Com essa mudança de regime, nasceu o estruturalismo propriamente dito. Em 1958, Lévi-Strauss publicou seu manifesto, na coletânea de ensaios intitulada Antropologia Estrutural. “Durante séculos as humanidades e as ciências sociais se resignaram a contemplar o mundo das ciências naturais e exatas como uma espécie de paraíso onde nunca entrariam”, ele declarou, mas “de repente, há uma pequena porta que se abre entre os dois campos, e é a linguística que fez isso”. Não apenas mitos ou lendas populares, mas, em princípio, qualquer fenômeno do mundo social ou cultural poderia ser mapeado e decodificado com o rigor dos fonemas. Desde Comte, o pensamento francês sempre teve uma vertente significativa de cientificismo. Ao anunciar uma antropologia equipada com a autoridade da linguística, Lévi-Strauss tentava torná-la dominante.
Por um tempo, ele fez isso com considerável sucesso, enquanto espíritos empreendedores se esforçavam para emular ou estender seu programa a uma ampla gama de áreas do conhecimento, enquanto ele consolidava sua hegemonia a partir de seu posto de comando no ápice da erudição francesa. Em uma performance de virtuose, O Pensamento Selvagem (1962) pretendia mostrar, simultaneamente, o estruturalismo inato dos sistemas classificatórios das sociedades pré-letradas e a futilidade das pretensões do marxismo – para não falar do existencialismo –, na pessoa de Sartre. Tratava-se, no entanto, de um edifício teórico que repousava sobre um alicerce frágil: a noção de que a linguagem oferecia uma analogia para o estudo de qualquer outro campo da vida social. O próprio Saussure, criador da linguística estrutural, havia expressamente advertido contra essa ilusão. Assim como a genética de hoje gerou esperançosos aplicadores da teoria da evolução a todos os campos imagináveis ​​das humanidades e ciências sociais, independentemente da falta de qualquer outra conexão entre elas que não seja metafórica, do mesmo modo, há meio século, a linguística cativou uma ampla gama de entusiastas que viram nela o “abre-te, sésamo” para a compreensão do mundo.
A contribuição do próprio Lévi-Strauss para essa expansão foi Mitológicas (1964-71), sua monumental tetralogia sobre os sistemas de mitos nas Américas: cerca de 2 mil páginas que supostamente põem a nu as propriedades universais da mente humana, idênticas nos mitos e seus analistas, desdobradas por ele em uma composição científica, melódica e autorreferente como a música.

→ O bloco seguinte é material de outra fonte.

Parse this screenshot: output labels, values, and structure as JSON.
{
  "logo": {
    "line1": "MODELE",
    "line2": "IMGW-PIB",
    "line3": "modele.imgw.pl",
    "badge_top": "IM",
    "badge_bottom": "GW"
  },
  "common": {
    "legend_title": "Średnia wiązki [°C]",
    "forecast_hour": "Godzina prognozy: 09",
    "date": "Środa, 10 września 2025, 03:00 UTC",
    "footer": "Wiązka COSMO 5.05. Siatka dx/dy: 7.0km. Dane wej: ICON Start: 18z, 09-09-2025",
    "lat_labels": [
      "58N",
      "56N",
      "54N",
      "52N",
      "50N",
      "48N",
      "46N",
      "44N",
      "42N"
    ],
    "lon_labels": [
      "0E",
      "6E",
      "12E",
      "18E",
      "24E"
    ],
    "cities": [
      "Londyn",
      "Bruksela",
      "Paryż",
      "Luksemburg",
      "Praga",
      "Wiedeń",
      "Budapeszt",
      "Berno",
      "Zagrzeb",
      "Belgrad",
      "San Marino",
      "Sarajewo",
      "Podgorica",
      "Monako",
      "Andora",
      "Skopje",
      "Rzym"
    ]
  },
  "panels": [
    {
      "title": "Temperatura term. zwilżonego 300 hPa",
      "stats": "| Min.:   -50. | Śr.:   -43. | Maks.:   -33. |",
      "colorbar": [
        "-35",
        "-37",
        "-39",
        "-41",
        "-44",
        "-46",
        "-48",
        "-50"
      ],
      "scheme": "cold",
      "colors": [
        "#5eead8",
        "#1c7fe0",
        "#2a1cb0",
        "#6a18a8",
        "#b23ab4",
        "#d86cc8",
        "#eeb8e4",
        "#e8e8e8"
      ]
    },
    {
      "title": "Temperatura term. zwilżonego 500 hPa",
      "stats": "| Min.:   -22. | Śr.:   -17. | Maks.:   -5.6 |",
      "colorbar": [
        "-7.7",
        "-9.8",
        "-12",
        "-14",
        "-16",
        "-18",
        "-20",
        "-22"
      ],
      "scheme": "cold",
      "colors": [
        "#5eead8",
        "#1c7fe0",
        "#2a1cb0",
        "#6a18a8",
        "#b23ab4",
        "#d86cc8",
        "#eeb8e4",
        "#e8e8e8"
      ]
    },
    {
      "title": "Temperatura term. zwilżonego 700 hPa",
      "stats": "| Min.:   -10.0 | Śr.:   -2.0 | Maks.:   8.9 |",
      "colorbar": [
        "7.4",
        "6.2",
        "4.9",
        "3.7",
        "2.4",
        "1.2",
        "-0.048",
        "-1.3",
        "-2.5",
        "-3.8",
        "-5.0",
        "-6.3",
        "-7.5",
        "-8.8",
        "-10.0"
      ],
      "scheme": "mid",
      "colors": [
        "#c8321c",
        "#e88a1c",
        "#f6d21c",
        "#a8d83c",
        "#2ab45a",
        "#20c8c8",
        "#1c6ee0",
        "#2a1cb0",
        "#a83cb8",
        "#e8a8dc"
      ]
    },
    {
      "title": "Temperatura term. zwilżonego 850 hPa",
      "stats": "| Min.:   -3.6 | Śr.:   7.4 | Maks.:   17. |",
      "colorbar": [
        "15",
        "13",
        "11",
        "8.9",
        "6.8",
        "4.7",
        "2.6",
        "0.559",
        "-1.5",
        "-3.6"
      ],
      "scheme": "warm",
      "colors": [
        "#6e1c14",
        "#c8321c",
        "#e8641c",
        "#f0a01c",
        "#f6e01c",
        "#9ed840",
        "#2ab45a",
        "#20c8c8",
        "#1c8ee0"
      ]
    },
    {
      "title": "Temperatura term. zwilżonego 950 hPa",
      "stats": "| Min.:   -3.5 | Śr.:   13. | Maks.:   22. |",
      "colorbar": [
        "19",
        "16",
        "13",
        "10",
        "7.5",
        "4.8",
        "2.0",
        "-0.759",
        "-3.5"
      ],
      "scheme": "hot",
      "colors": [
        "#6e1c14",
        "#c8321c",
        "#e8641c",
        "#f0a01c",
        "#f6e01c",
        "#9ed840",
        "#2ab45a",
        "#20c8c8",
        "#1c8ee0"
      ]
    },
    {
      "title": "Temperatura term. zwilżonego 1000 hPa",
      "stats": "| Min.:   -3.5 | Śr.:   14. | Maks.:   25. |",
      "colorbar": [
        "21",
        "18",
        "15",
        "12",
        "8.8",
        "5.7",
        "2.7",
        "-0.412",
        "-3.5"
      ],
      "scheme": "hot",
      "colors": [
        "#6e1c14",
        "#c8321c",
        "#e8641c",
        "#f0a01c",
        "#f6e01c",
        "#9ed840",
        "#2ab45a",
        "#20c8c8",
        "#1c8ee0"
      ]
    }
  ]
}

No final dos anos 70, a onda estruturalista havia refluído e, por fim, Lévi-Strauss recuou das extravagâncias que havia ajudado a lançar, observando – quinze anos depois de O Pensamento Selvagem– queo estruturalismo não era mais que uma “imitação muito fraca e pálida do que as ciências duras estão fazendo”. E afirmou que havia simplesmente tentado encontrar algum tipo de ordem por trás da aparente desordem de seus materiais, sem impor quaisquer conclusões a eles.
Mais proeminente do que a retração teórica, talvez apenas tática, foi seu retrocesso político e cultural. Na velhice, o outrora simpatizante do socialismo e do surrealismo tornou-se cada vez mais conservador – um dos pilares da Académie Française, inimigo da arte moderna, eleitor moderado, admirador de Gobineau. Ainda assim, eram preferências de fundo, nas quais Lévi-Strauss não insistia muito. A estrela subsequente do estruturalismo inverteu essa trajetória, mas sem efeito intelectual melhor: Michel Foucault passou quase sem intervalo de uma “nova filosofia” bem-vista no Palácio do Eliseu [sede da Presidência da República] a uma “justiça popular” pregada pela Gauche Prolétarienne. Lévi-Strauss certamente sabia como promover a divulgação de suas ideias e defender seus próprios interesses, mas fazia isso dentro dos limites de certa reserva tradicional e dignidade antiquada. As piruetas do jovem exibicionista e sua sede de publicidade eram estranhas a ele. Consciente de como eram arbitrárias as arqueologias de Foucault, ele negou qualquer apoio institucional ao seu admirador.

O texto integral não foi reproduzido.